Caso haja de fato o rompimento da aliança com o PSDB, o único  vereador “progressista” na Câmara, Cledinaldo Cotócio, pode deixar a base aliada e  passar a ser oposição se juntando aos outros dois vereadores que subiram no palanque tucano e hoje, após se desfiliarem do PSDB, formam a bancada do PROS. Fizeram esta migração Mauricio Anache e Marcos Roberto.

Está orientação foi uma resposta à decisão do prefeito Ari Basso de retirar do partido o comando da Secretaria de Administração oferecida ao PP nas negociações que resultaram na aliança com os tucanos na eleição de outubro e no pleito suplementar de março. O acordo teria sido fechado em junho do ano passado entre o prefeito, na época deputado estadual, com o então pré-candidato à Prefeitura, Enelvo Felini, testemunhado pelo assessor de Bernal na época, Kennedi Forgiarini.

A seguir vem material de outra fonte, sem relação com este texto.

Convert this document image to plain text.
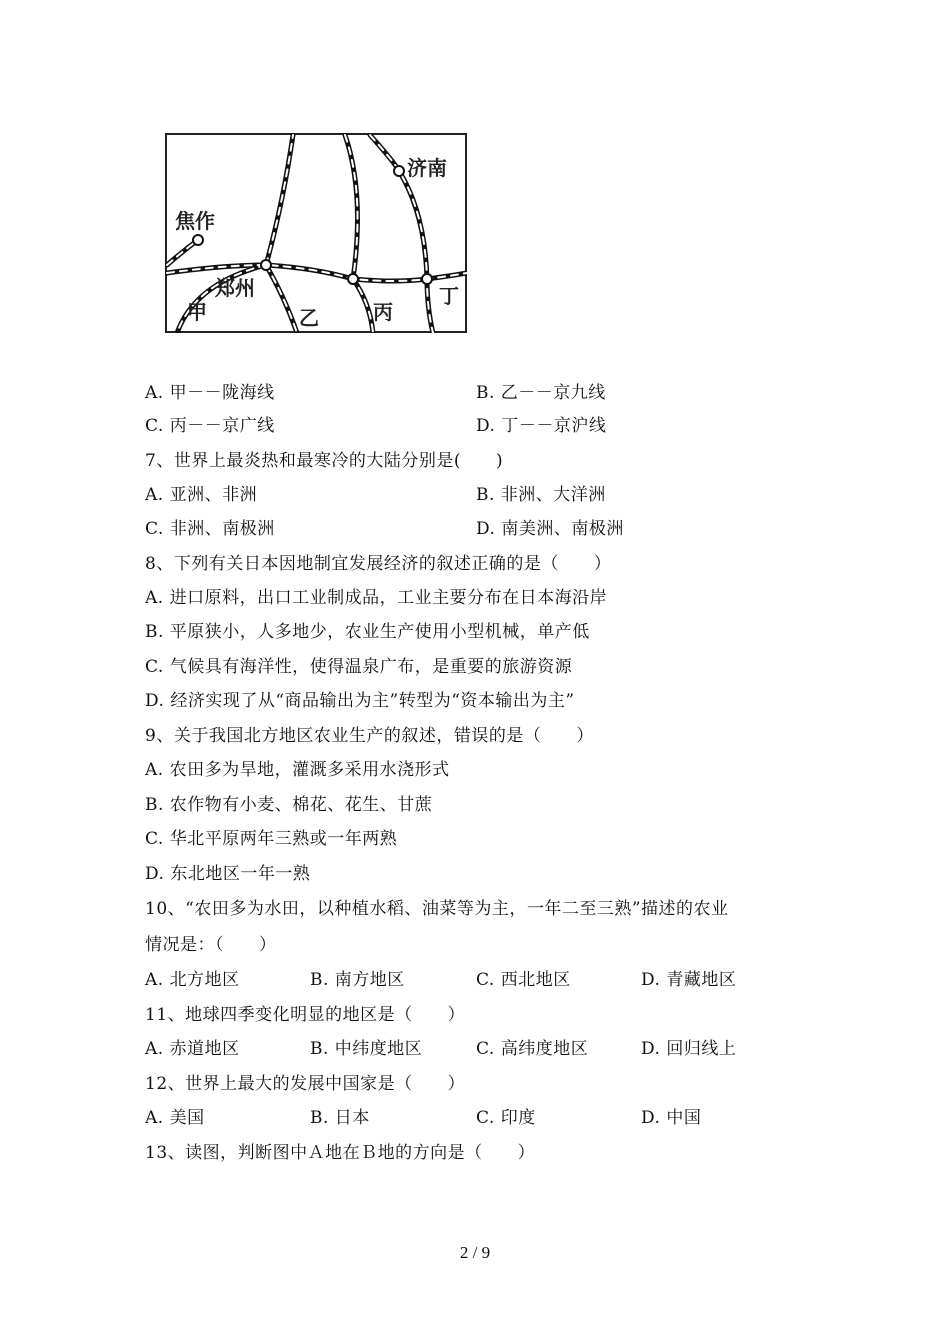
济南
焦作
郑州
甲	乙	丙
丁
A. 甲－－陇海线	B. 乙－－京九线
C. 丙－－京广线	D. 丁－－京沪线
7、世界上最炎热和最寒冷的大陆分别是(　　)
A. 亚洲、非洲	B. 非洲、大洋洲
C. 非洲、南极洲	D. 南美洲、南极洲
8、下列有关日本因地制宜发展经济的叙述正确的是（　　）
A. 进口原料，出口工业制成品，工业主要分布在日本海沿岸
B. 平原狭小，人多地少，农业生产使用小型机械，单产低
C. 气候具有海洋性，使得温泉广布，是重要的旅游资源
D. 经济实现了从“商品输出为主”转型为“资本输出为主”
9、关于我国北方地区农业生产的叙述，错误的是（　　）
A. 农田多为旱地，灌溉多采用水浇形式
B. 农作物有小麦、棉花、花生、甘蔗
C. 华北平原两年三熟或一年两熟
D. 东北地区一年一熟
10、“农田多为水田，以种植水稻、油菜等为主，一年二至三熟”描述的农业
情况是：（　　）
A. 北方地区	B. 南方地区	C. 西北地区	D. 青藏地区
11、地球四季变化明显的地区是（　　）
A. 赤道地区	B. 中纬度地区	C. 高纬度地区	D. 回归线上
12、世界上最大的发展中国家是（　　）
A. 美国	B. 日本	C. 印度	D. 中国
13、读图，判断图中Ａ地在Ｂ地的方向是（　　）
2 / 9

Inicialmente Bernal reivindicou de Enelvo a indicação da empresária Maria Gilca como vice da chapa do PSDB. Segundo o ex-secretário, Enelvo disse que não podia atender a pretensão porque a vaga estava reservada ao PT. Concordou em oferecer ao partido duas secretarias, mas na montagem de Governo, os “progressistas” ficaram com apenas uma secretaria reservada a Kenendi, um dos coordenadores da campanha de Felini.

O vereador Cledinaldo Cotócio ficou na incumbência de retransmitir a determinação de Bernal para o prefeito Ari Basso de que o PP vai romper a aliança firmada nas suas eleições, caso o chefe do executivo não reveja seu posicionamento. Cledinaldo deve  ser candidato a deputado estadual, compondo a chapa do partido que disputa a Assembleia Legislativa.

No dia seguinte a sua saída da Secretaria de Administração,  Kennedi Mitrioni chegou a anunciar publicamente que o partido se manteria aliado da administração municipal.

Sem maioria

Com  o rompimento da aliança com o PP, a base aliada do prefeito na Câmara que começou a gestão com sete integrantes, fica restrita praticamente a quatro vereadores: Ilson Peres, Vilma Felini, Sérgio Bolzan e Edivaldo dos Santos. Para aprovação dos projetos, o Executivo terá de negociar com os cinco vereadores que se declaram independentes: Waldemar Acosta (PDT) e a bancada do PROS, integrada por David Moura de Olindo, Mauricio Anache, Marcos Roberto  e Jurandir Cândido.

Nesta leitura política, Cledinaldo Cotócio se juntaria aos oposicionistas; Rosângela Rodrigues (PMDB), Nélio Paim (PR) e Edno Ribas (PDT). Nossa reportagem tentou contato com o vereador no inicio na noite de ontem, sem sucesso. Por telefone, Kennedi Forgiarini confirmou as declarações de Alcides Bernal, mas não quis se posicionar quanto à sua exoneração que deixou o partido de fora do primeiro escalão do governo.